Bio

I am a Ph.D. student in Islamic Studies at Harvard University.  My research explores the intersections of Islamic law, literature, and religion in Sub-Saharan Africa.  Focusing on Sudan, Mauritania, and Guinea, I consider the ways in which texts live in communities, and likewise, communities in texts.  My work seeks to rethink how books of positive law (furu` al-fiqh) become part of a scholarly canon, the production of meaning through their transmission, and how both are instructive for reimagining Islamic law and scholasticism in Africa.  My dissertation employs ethnography of teaching circles and close readings of unpublished manuscripts to explore a notoriously difficult example of such a work, the fourteenth century law manual, Mukhtasar Khalil.  Sitting at the juncture of anthropology and history, the project aims to trace the reception of the Khalil as it evolved, contracted, and expanded by way of hundreds of glosses over nearly seven centuries.  I question how, and why, glossing the Khalil became a favorite method for reinterpreting genre and authority in late Maliki legal thought, and how communities continue to reconstruct the text across Islamic Africa today.

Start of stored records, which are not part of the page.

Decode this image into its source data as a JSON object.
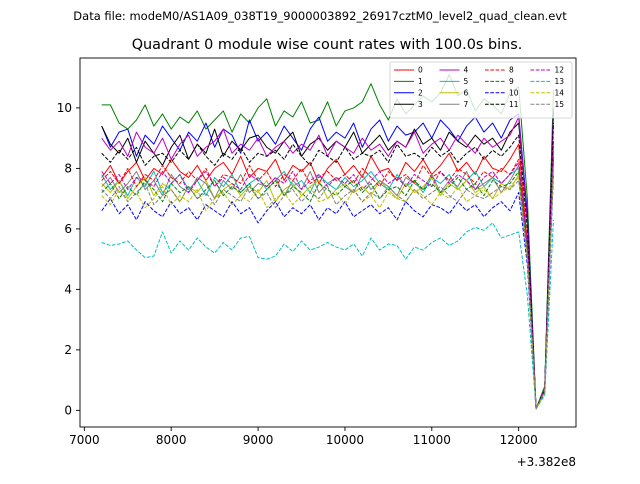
{
  "figure": {
    "suptitle": "Data file: modeM0/AS1A09_038T19_9000003892_26917cztM0_level2_quad_clean.evt"
  },
  "chart_data": {
    "type": "line",
    "title": "Quadrant 0 module wise count rates with 100.0s bins.",
    "xlabel": "",
    "ylabel": "",
    "x_offset_label": "+3.382e8",
    "xlim": [
      6950,
      12660
    ],
    "ylim": [
      -0.55,
      11.65
    ],
    "xticks": [
      7000,
      8000,
      9000,
      10000,
      11000,
      12000
    ],
    "yticks": [
      0,
      2,
      4,
      6,
      8,
      10
    ],
    "legend_position": "top-right",
    "legend_columns": 4,
    "x": [
      7200,
      7300,
      7400,
      7500,
      7600,
      7700,
      7800,
      7900,
      8000,
      8100,
      8200,
      8300,
      8400,
      8500,
      8600,
      8700,
      8800,
      8900,
      9000,
      9100,
      9200,
      9300,
      9400,
      9500,
      9600,
      9700,
      9800,
      9900,
      10000,
      10100,
      10200,
      10300,
      10400,
      10500,
      10600,
      10700,
      10800,
      10900,
      11000,
      11100,
      11200,
      11300,
      11400,
      11500,
      11600,
      11700,
      11800,
      11900,
      12000,
      12100,
      12200,
      12300,
      12400
    ],
    "series": [
      {
        "name": "0",
        "color": "#ff0000",
        "dash": "solid",
        "values": [
          7.7,
          8.1,
          7.5,
          7.9,
          8.2,
          7.6,
          8.0,
          7.8,
          8.3,
          7.9,
          7.7,
          8.1,
          7.6,
          8.0,
          8.2,
          7.8,
          8.4,
          7.7,
          8.0,
          7.9,
          8.3,
          7.6,
          8.1,
          7.9,
          8.2,
          7.5,
          8.0,
          8.3,
          7.8,
          8.1,
          7.7,
          8.4,
          7.9,
          8.0,
          7.6,
          8.2,
          7.9,
          8.3,
          7.8,
          8.1,
          8.5,
          7.9,
          8.2,
          7.8,
          8.4,
          8.0,
          7.9,
          8.3,
          8.8,
          5.5,
          0.05,
          0.7,
          9.8
        ]
      },
      {
        "name": "1",
        "color": "#008000",
        "dash": "solid",
        "values": [
          10.1,
          10.1,
          9.5,
          9.3,
          9.6,
          10.1,
          9.4,
          9.8,
          9.3,
          9.7,
          9.5,
          9.9,
          9.3,
          9.6,
          9.9,
          9.2,
          9.8,
          9.5,
          10.0,
          10.3,
          9.4,
          9.9,
          9.7,
          10.2,
          9.5,
          9.6,
          10.2,
          9.4,
          9.9,
          10.0,
          10.2,
          10.8,
          10.1,
          9.6,
          10.3,
          9.8,
          10.1,
          10.4,
          10.2,
          10.5,
          11.1,
          10.4,
          10.6,
          9.9,
          10.3,
          10.1,
          9.8,
          10.5,
          10.7,
          7.0,
          0.05,
          0.8,
          10.6
        ]
      },
      {
        "name": "2",
        "color": "#0000ff",
        "dash": "solid",
        "values": [
          9.4,
          8.7,
          9.2,
          9.3,
          8.4,
          9.1,
          8.8,
          9.4,
          9.0,
          8.6,
          9.2,
          8.9,
          9.5,
          8.7,
          9.3,
          9.1,
          8.5,
          9.6,
          8.9,
          9.2,
          8.8,
          9.4,
          9.0,
          8.6,
          9.3,
          9.7,
          8.9,
          9.2,
          9.0,
          9.5,
          8.7,
          9.3,
          9.6,
          8.9,
          9.4,
          9.1,
          9.2,
          9.5,
          9.0,
          9.6,
          9.3,
          8.9,
          9.4,
          9.7,
          9.2,
          9.5,
          9.0,
          9.6,
          9.8,
          6.5,
          0.05,
          0.7,
          10.0
        ]
      },
      {
        "name": "3",
        "color": "#000000",
        "dash": "solid",
        "values": [
          9.4,
          8.8,
          8.5,
          9.0,
          8.2,
          8.9,
          8.5,
          8.1,
          8.7,
          9.1,
          8.3,
          8.8,
          8.5,
          9.3,
          8.4,
          8.9,
          8.6,
          9.0,
          9.1,
          8.7,
          8.5,
          8.9,
          9.2,
          8.4,
          8.8,
          9.0,
          8.6,
          8.9,
          8.7,
          9.2,
          8.5,
          8.8,
          9.1,
          8.6,
          8.9,
          8.7,
          9.3,
          8.8,
          9.0,
          8.6,
          9.2,
          8.9,
          8.7,
          9.1,
          8.8,
          9.0,
          8.6,
          9.2,
          9.5,
          6.3,
          0.05,
          0.7,
          9.9
        ]
      },
      {
        "name": "4",
        "color": "#bf00bf",
        "dash": "solid",
        "values": [
          9.0,
          8.6,
          8.9,
          8.4,
          9.2,
          8.7,
          8.5,
          9.0,
          8.3,
          8.8,
          9.1,
          8.4,
          8.7,
          8.9,
          9.3,
          8.5,
          8.8,
          8.6,
          9.0,
          8.4,
          8.7,
          8.9,
          8.5,
          8.8,
          8.6,
          9.1,
          8.4,
          8.9,
          8.7,
          8.5,
          9.0,
          8.6,
          8.8,
          8.4,
          8.9,
          8.7,
          9.2,
          8.5,
          8.8,
          9.0,
          8.6,
          9.1,
          8.8,
          8.5,
          9.0,
          8.7,
          8.9,
          9.1,
          9.7,
          6.2,
          0.05,
          0.7,
          9.7
        ]
      },
      {
        "name": "5",
        "color": "#00bfbf",
        "dash": "solid",
        "values": [
          7.8,
          7.3,
          7.6,
          7.1,
          7.7,
          7.4,
          7.9,
          7.2,
          7.5,
          7.8,
          7.3,
          7.6,
          7.1,
          7.7,
          7.4,
          7.8,
          7.2,
          7.5,
          7.7,
          7.3,
          7.6,
          7.9,
          7.4,
          7.6,
          7.2,
          7.8,
          7.5,
          7.3,
          7.7,
          7.4,
          7.6,
          7.9,
          7.5,
          7.3,
          7.8,
          7.4,
          7.6,
          7.2,
          7.7,
          7.5,
          7.8,
          7.3,
          7.6,
          7.9,
          7.4,
          7.7,
          7.5,
          7.8,
          8.0,
          5.3,
          0.05,
          0.6,
          8.4
        ]
      },
      {
        "name": "6",
        "color": "#bfbf00",
        "dash": "solid",
        "values": [
          7.5,
          7.2,
          7.6,
          7.0,
          7.4,
          7.7,
          7.1,
          7.5,
          7.3,
          6.9,
          7.4,
          7.2,
          7.6,
          7.0,
          7.3,
          7.5,
          7.1,
          7.4,
          7.2,
          7.6,
          6.9,
          7.3,
          7.5,
          7.1,
          7.4,
          7.6,
          7.0,
          7.3,
          7.5,
          7.2,
          7.4,
          7.1,
          7.6,
          7.3,
          7.0,
          7.5,
          7.2,
          7.4,
          7.7,
          7.1,
          7.5,
          7.3,
          7.6,
          7.2,
          7.4,
          7.0,
          7.5,
          7.3,
          7.8,
          5.1,
          0.05,
          0.6,
          8.2
        ]
      },
      {
        "name": "7",
        "color": "#808080",
        "dash": "solid",
        "values": [
          7.4,
          7.7,
          7.2,
          7.5,
          7.9,
          7.3,
          7.6,
          7.1,
          7.8,
          7.4,
          7.2,
          7.7,
          7.5,
          7.0,
          7.6,
          7.3,
          7.8,
          7.2,
          7.5,
          7.4,
          7.7,
          7.1,
          7.6,
          7.3,
          7.9,
          7.2,
          7.5,
          7.7,
          7.4,
          7.2,
          7.8,
          7.3,
          7.6,
          7.4,
          7.1,
          7.7,
          7.5,
          7.3,
          7.8,
          7.2,
          7.6,
          7.4,
          7.9,
          7.3,
          7.5,
          7.7,
          7.2,
          7.6,
          8.1,
          5.4,
          0.05,
          0.7,
          8.6
        ]
      },
      {
        "name": "8",
        "color": "#ff0000",
        "dash": "dashed",
        "values": [
          7.6,
          7.9,
          7.5,
          8.0,
          7.4,
          7.8,
          7.6,
          8.1,
          7.7,
          7.5,
          7.9,
          7.6,
          8.0,
          7.4,
          7.8,
          7.7,
          7.5,
          8.1,
          7.6,
          7.9,
          7.4,
          7.8,
          7.6,
          8.0,
          7.5,
          7.7,
          7.9,
          7.6,
          7.8,
          7.5,
          8.0,
          7.7,
          7.4,
          7.9,
          7.6,
          7.8,
          7.5,
          8.1,
          7.7,
          7.9,
          7.6,
          8.0,
          7.8,
          7.5,
          7.9,
          7.7,
          8.0,
          7.8,
          8.3,
          5.6,
          0.05,
          0.7,
          8.9
        ]
      },
      {
        "name": "9",
        "color": "#008000",
        "dash": "dashed",
        "values": [
          7.2,
          7.5,
          7.0,
          7.4,
          7.1,
          7.6,
          7.3,
          6.9,
          7.5,
          7.2,
          7.4,
          7.0,
          7.3,
          7.6,
          7.1,
          7.4,
          7.2,
          7.5,
          7.0,
          7.3,
          7.6,
          7.1,
          7.4,
          7.2,
          6.9,
          7.5,
          7.3,
          7.1,
          7.4,
          7.6,
          7.2,
          7.5,
          7.0,
          7.3,
          7.4,
          7.1,
          7.6,
          7.3,
          7.5,
          7.2,
          7.4,
          7.7,
          7.3,
          7.5,
          7.1,
          7.6,
          7.4,
          7.5,
          7.9,
          5.2,
          0.05,
          0.6,
          8.3
        ]
      },
      {
        "name": "10",
        "color": "#0000ff",
        "dash": "dashed",
        "values": [
          6.6,
          7.0,
          6.5,
          6.8,
          6.3,
          6.9,
          6.6,
          6.4,
          6.9,
          6.5,
          6.7,
          6.3,
          6.8,
          6.6,
          6.4,
          6.9,
          6.5,
          6.7,
          6.2,
          6.6,
          6.9,
          6.4,
          6.7,
          6.5,
          6.8,
          6.3,
          6.7,
          6.5,
          6.9,
          6.4,
          6.6,
          6.8,
          6.5,
          6.7,
          6.3,
          6.9,
          6.6,
          6.4,
          6.8,
          6.7,
          6.5,
          6.9,
          6.6,
          6.8,
          6.4,
          6.7,
          6.9,
          6.6,
          7.2,
          4.8,
          0.05,
          0.6,
          7.8
        ]
      },
      {
        "name": "11",
        "color": "#000000",
        "dash": "dashed",
        "values": [
          8.5,
          8.2,
          8.6,
          8.3,
          8.7,
          8.1,
          8.4,
          8.5,
          8.2,
          8.6,
          8.3,
          8.8,
          8.4,
          8.1,
          8.5,
          8.3,
          8.7,
          8.2,
          8.5,
          8.4,
          8.6,
          8.3,
          8.8,
          8.4,
          8.1,
          8.6,
          8.4,
          8.2,
          8.7,
          8.3,
          8.5,
          8.4,
          8.6,
          8.2,
          8.8,
          8.4,
          8.5,
          8.3,
          8.7,
          8.4,
          8.6,
          8.2,
          8.5,
          8.7,
          8.3,
          8.6,
          8.4,
          8.7,
          9.1,
          6.0,
          0.05,
          0.7,
          9.5
        ]
      },
      {
        "name": "12",
        "color": "#bf00bf",
        "dash": "dashed",
        "values": [
          7.9,
          7.5,
          7.8,
          7.3,
          7.7,
          7.6,
          7.4,
          7.9,
          7.5,
          7.8,
          7.2,
          7.6,
          7.9,
          7.4,
          7.7,
          7.5,
          7.3,
          7.8,
          7.6,
          7.4,
          7.7,
          7.5,
          7.9,
          7.3,
          7.6,
          7.8,
          7.4,
          7.7,
          7.5,
          7.8,
          7.3,
          7.6,
          7.9,
          7.5,
          7.7,
          7.4,
          7.8,
          7.6,
          7.4,
          7.9,
          7.5,
          7.8,
          7.6,
          7.3,
          7.7,
          7.9,
          7.5,
          7.8,
          8.2,
          5.5,
          0.05,
          0.7,
          8.8
        ]
      },
      {
        "name": "13",
        "color": "#00bfbf",
        "dash": "dashed",
        "values": [
          5.55,
          5.45,
          5.5,
          5.6,
          5.3,
          5.05,
          5.1,
          5.9,
          5.2,
          5.6,
          5.3,
          5.7,
          5.4,
          5.2,
          5.55,
          5.3,
          5.7,
          5.75,
          5.05,
          5.0,
          5.1,
          5.5,
          5.25,
          5.6,
          5.3,
          5.4,
          5.55,
          5.4,
          5.3,
          5.5,
          5.1,
          5.7,
          5.3,
          5.5,
          5.45,
          5.0,
          5.4,
          5.3,
          5.55,
          5.7,
          5.45,
          5.6,
          5.9,
          6.05,
          5.95,
          6.2,
          5.7,
          5.8,
          5.9,
          3.8,
          0.05,
          0.5,
          6.3
        ]
      },
      {
        "name": "14",
        "color": "#bfbf00",
        "dash": "dashed",
        "values": [
          7.1,
          6.8,
          7.3,
          6.9,
          7.2,
          6.7,
          7.0,
          7.4,
          6.8,
          7.1,
          6.9,
          7.3,
          6.6,
          7.0,
          7.2,
          6.8,
          7.1,
          6.9,
          7.3,
          6.7,
          7.0,
          7.2,
          6.8,
          7.1,
          7.4,
          6.9,
          7.0,
          7.2,
          6.8,
          7.3,
          6.9,
          7.1,
          6.7,
          7.2,
          7.0,
          6.9,
          7.3,
          7.1,
          6.8,
          7.2,
          7.0,
          7.4,
          6.9,
          7.1,
          7.3,
          7.0,
          7.2,
          7.4,
          7.7,
          5.0,
          0.05,
          0.6,
          8.0
        ]
      },
      {
        "name": "15",
        "color": "#808080",
        "dash": "dashed",
        "values": [
          7.3,
          7.0,
          7.4,
          6.9,
          7.2,
          7.5,
          6.8,
          7.1,
          7.3,
          6.9,
          7.4,
          7.0,
          7.2,
          6.8,
          7.3,
          7.1,
          6.9,
          7.4,
          7.0,
          7.2,
          6.7,
          7.1,
          7.3,
          6.9,
          7.2,
          7.0,
          7.4,
          6.8,
          7.1,
          7.3,
          6.9,
          7.2,
          7.0,
          7.4,
          7.1,
          6.9,
          7.3,
          7.0,
          7.2,
          7.4,
          7.1,
          6.9,
          7.3,
          7.1,
          7.0,
          7.2,
          7.4,
          7.3,
          7.6,
          5.1,
          0.05,
          0.6,
          8.1
        ]
      }
    ]
  }
}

I received my undergraduate degree at Swarthmore College and Master’s degree at Dartmouth College, earning the outstanding graduate thesis of 2012 for my work on customary law in highland Yemen.  I have conducted ethnographic fieldwork and archival research in Yemen, Egypt, Morocco, Senegal, Guinea, Sudan, where I held visiting research appointments in the University of Khartoum’s Department of Islamic Studies (2014-2015, 2016), and in Mauritania, where I was named a research fellow at the Institut Mauritanien de Recherches Scientifiques (IMRS) (2018-2019).  I have also completed formative training in Maliki law, grammar, and tafsir under scholars in Mauritania and Sudan.  At Harvard, I am the co-chair of the Islam in Africa Conference Series and the founder of its Islamic Africa research workshop.  My research has been funded by the American Institute for Maghrib Studies (AIMS), West African Research Association (WARA), U.S. Department of Education, Dartmouth College, and Harvard’s Center for African Studies, Islamic Legal Studies Program, Weatherhead Center for International Affairs, and Frederick Sheldon Traveling Fellowship.